Das Konzept der politischen Gleichheit mitsamt dem Prinzip der Differenz ohne Herrschaft bleibt vage. Es wird ein polypolitanes Zugehörigkeitsmodell propagiert, ohne jedoch die dabei möglicherweise auftretenden Konflikte näher zu beleuchten. Eine konkrete Frage wäre hier z.B., wann eine doppelte Staatsbürgerschaft angebracht ist und wann nicht. Die Autorin macht keinen Hehl daraus, dass die politische Entscheidungsfindung zunehmend von Vermögensbesitzern dominiert wird. Sie bleibt jedoch die Antwort auf die Frage schuldig, wie eine solche Allianz zwischen politischer und ökonomischer Macht aufgelöst werden könnte. Stattdessen spricht sie immer wieder von einer Differenz ohne Herrschaft und den Idealen der politischen Gleichheit, einer vernetzten Gesellschaft, freier Arbeit und eines konfliktfreien Polypolitanismus.

Dabei auftauchende Paradoxa werden nicht aufgelöst. Nach Allen bedeutet die Vermeidung von Herrschaft nicht den Verzicht auf Hierarchien. Vielmehr würden legitime Hierarchien Willkür und Rechtsverletzungen bei der Ausübung von Macht verhindern. Doch um Unrecht verhindern zu können, ist Macht erforderlich. Nur wer über Macht verfügt, kann Schutz gewähren. Hier ist Differenz durchaus mit Herrschaft verbunden. 

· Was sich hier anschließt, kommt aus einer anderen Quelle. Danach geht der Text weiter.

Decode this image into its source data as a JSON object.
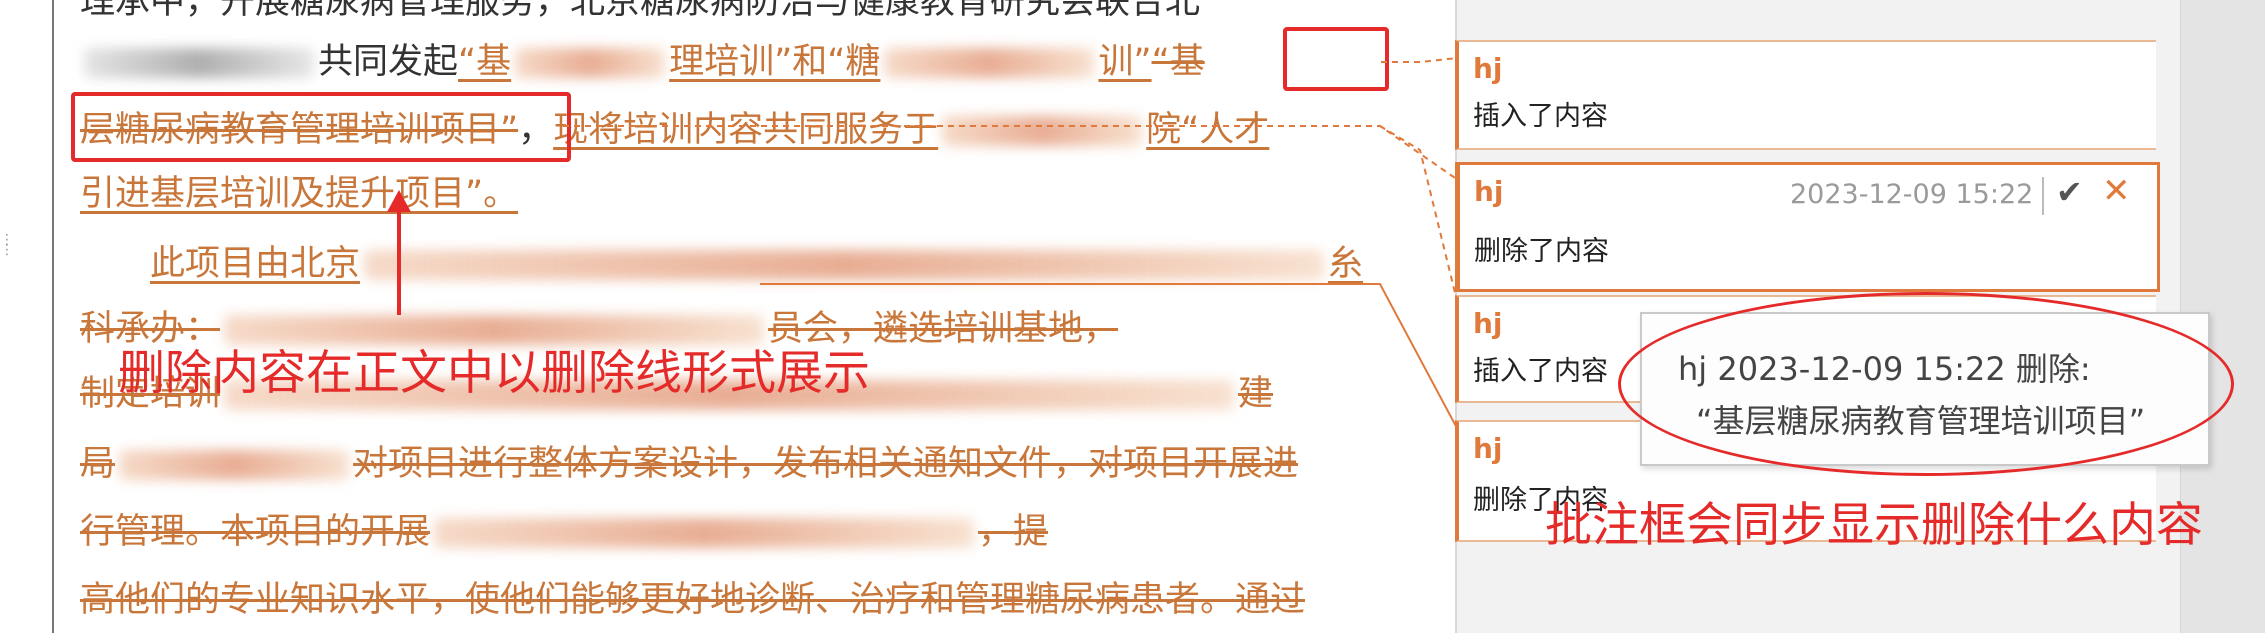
{
  "document": {
    "line0_text": "理承中，开展糖尿病管理服务，北京糖尿病防治与健康教育研究会联合北",
    "line1": {
      "mid": "共同发起",
      "ins_a": "“基",
      "ins_b": "理培训”和“糖",
      "ins_c": "训”",
      "ins_d": "“基"
    },
    "line2": {
      "del": "层糖尿病教育管理培训项目”",
      "comma": "，",
      "ins_a": "现将培训内容共同服务于",
      "ins_b": "院“人才"
    },
    "line3_ins": "引进基层培训及提升项目”。",
    "line4_ins": "此项目由北京",
    "line4_end": "糸",
    "line5": {
      "a": "科承办：",
      "b": "员会，遴选培训基地，"
    },
    "line6": {
      "a": "制定培训",
      "b": "建"
    },
    "line7": {
      "a": "局",
      "b": "对项目进行整体方案设计，发布相关通知文件，对项目开展进"
    },
    "line8": {
      "a": "行管理。本项目的开展",
      "b": "，提"
    },
    "line9_del": "高他们的专业知识水平，使他们能够更好地诊断、治疗和管理糖尿病患者。通过"
  },
  "annotations": {
    "strike_note": "删除内容在正文中以删除线形式展示",
    "balloon_note": "批注框会同步显示删除什么内容"
  },
  "balloons": [
    {
      "author": "hj",
      "action": "插入了内容"
    },
    {
      "author": "hj",
      "action": "删除了内容",
      "time": "2023-12-09 15:22",
      "accept_icon": "✔",
      "reject_icon": "✕"
    },
    {
      "author": "hj",
      "action": "插入了内容"
    },
    {
      "author": "hj",
      "action": "删除了内容"
    }
  ],
  "tooltip": {
    "line1": "hj 2023-12-09 15:22 删除:",
    "line2": "“基层糖尿病教育管理培训项目”"
  },
  "colors": {
    "revision": "#c8763a",
    "highlight_red": "#e52a2a",
    "balloon_border": "#e07a3c"
  }
}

Geschildert wird das Ideal einer Differenz ohne Herrschaft und dessen Grundelemente wie Autonomie statt Beherrscht werden, Mitbestimmung bei politischen Entscheidungen, gleiche Bildungschancen, soziale Vernetzung und Zugehörigkeit zu vielen Gruppierungen. Hier tauchen indessen Zweifel auf: Lässt sich Schutzbedürftigkeit durch Pochen auf Autonomie beseitigen? Ist die Stimmabgabe bei Wahlen bereits als Zugang zum Regierungsapparat zu bezeichnen? Und hat nicht die Digitalisierung zu einem enormen Zuwachs an Vernetzung beigetragen? Zur Digitalisierung und den damit sich auftuenden Möglichkeiten eines weitreichenden und vielfältigen Bridging und der Frage, inwieweit reale und digitale Formen der Vernetzung als gleichwertig gelten können, schweigt die Autorin. Es fehlt im Übrigen der Nachweis, dass Vernetzung zu mehr politischer Gleichheit führt.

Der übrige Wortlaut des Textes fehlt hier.